В Волосове, при штабе Корюка (командующего тылом [577]), жил хороший знакомый Клейста зондерфюрер Бер [578]. До революции Бер проживал в Москве, говорил по-русски, как русский, и больше любил Россию, чем Германию. Будучи извещен о моей миссии, он заранее подготовил мне списки и биографии, среди которых две особенно обратили на себя мое внимание. Оба автора биографий были офицерами Красной армии и кавалерами орденов Красного Знамени и Ленина, полученных за финскую и эту войну, и оба перебежали добровольно к немцам в октябре 1941 года.

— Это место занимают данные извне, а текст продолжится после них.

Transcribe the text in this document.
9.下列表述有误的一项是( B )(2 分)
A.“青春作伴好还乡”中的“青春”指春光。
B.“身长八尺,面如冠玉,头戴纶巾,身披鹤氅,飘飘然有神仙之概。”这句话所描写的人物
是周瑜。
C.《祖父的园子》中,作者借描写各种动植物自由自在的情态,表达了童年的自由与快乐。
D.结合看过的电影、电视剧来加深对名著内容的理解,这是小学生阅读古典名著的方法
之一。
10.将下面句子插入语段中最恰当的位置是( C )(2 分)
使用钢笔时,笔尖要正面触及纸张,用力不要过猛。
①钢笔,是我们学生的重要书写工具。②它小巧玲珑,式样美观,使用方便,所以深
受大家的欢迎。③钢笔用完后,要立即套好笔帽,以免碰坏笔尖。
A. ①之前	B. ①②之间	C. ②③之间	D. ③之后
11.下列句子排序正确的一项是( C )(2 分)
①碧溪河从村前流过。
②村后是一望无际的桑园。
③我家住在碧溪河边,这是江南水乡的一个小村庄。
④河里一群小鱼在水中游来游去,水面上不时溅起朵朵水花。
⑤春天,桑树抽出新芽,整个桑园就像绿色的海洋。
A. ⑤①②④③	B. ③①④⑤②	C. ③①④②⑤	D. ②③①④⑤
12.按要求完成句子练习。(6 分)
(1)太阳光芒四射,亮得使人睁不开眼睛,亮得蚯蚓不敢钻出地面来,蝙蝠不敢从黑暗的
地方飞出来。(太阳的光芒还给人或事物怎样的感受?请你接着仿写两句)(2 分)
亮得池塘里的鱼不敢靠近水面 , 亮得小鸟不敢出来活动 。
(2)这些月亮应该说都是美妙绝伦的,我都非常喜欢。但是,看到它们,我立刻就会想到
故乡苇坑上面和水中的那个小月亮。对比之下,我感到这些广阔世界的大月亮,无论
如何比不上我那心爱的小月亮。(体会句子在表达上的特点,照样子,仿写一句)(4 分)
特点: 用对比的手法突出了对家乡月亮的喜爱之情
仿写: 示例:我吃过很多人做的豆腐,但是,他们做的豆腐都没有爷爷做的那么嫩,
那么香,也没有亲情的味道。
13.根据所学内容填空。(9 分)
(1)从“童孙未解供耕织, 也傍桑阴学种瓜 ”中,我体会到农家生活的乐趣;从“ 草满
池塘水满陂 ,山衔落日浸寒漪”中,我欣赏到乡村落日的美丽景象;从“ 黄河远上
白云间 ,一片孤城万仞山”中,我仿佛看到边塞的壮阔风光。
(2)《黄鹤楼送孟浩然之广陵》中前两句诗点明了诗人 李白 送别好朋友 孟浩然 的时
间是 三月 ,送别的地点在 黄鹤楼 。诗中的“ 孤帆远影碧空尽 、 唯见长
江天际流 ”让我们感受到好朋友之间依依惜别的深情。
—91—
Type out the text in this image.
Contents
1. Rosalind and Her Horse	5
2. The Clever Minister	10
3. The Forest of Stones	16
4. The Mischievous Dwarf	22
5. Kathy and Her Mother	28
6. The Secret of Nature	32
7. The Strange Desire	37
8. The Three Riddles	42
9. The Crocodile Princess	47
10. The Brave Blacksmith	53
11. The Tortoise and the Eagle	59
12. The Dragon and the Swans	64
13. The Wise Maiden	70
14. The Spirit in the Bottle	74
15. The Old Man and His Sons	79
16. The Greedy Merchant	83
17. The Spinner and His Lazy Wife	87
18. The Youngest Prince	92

Шубко [579], которого я первым вызвал к себе для беседы, оказался уроженцем Украины, но считал себя русским и к самостийникам относился иронически. Ему было двадцать семь лет, и он имел чин старшего лейтенанта пехотных войск. Он окончил специальную снайперскую школу и часто поражал нас потом избирательной меткостью своей стрельбы. Сын очень бедного крестьянина, окончив среднюю школу, Шубко поступил на военную службу. Учился он очень хорошо и скоро стал офицером. На финской войне отличился, и ему предстояла блестящая карьера. Противником советского строя стал он на войне, когда увидел, с какой преступной легкостью посылают советчики солдат на верную гибель. «Это не правительство, а сволочь и преступники, раз они народ не жалеют», — говорил он с дрожью ненависти в голосе. С ним мы быстро договорились. Другой офицер, Полежаев [580], был сыном московского рабочего и прирожденным авантюристом. В детстве он несколько раз убегал из дому, с трудом окончил школу, а затем поступил на военную службу. В боях при Хасане он отличился, был награжден и направлен в офицерскую школу. Окончив ее кое-как, по дороге в свою часть он страшно напился и учинил в ресторане грандиозный скандал. Из уважения к его наградам дело кончилось для него только отчислением в запас. Во время финской войны он был снова призван в армию и снова отличился. К немцам он перебежал потому, что застрелил своего командира, чем-то его обидевшего. Обоих я взял с собою и привез в Левашово, где Шубко был назначен командиром роты, а Полежаев — его помощником.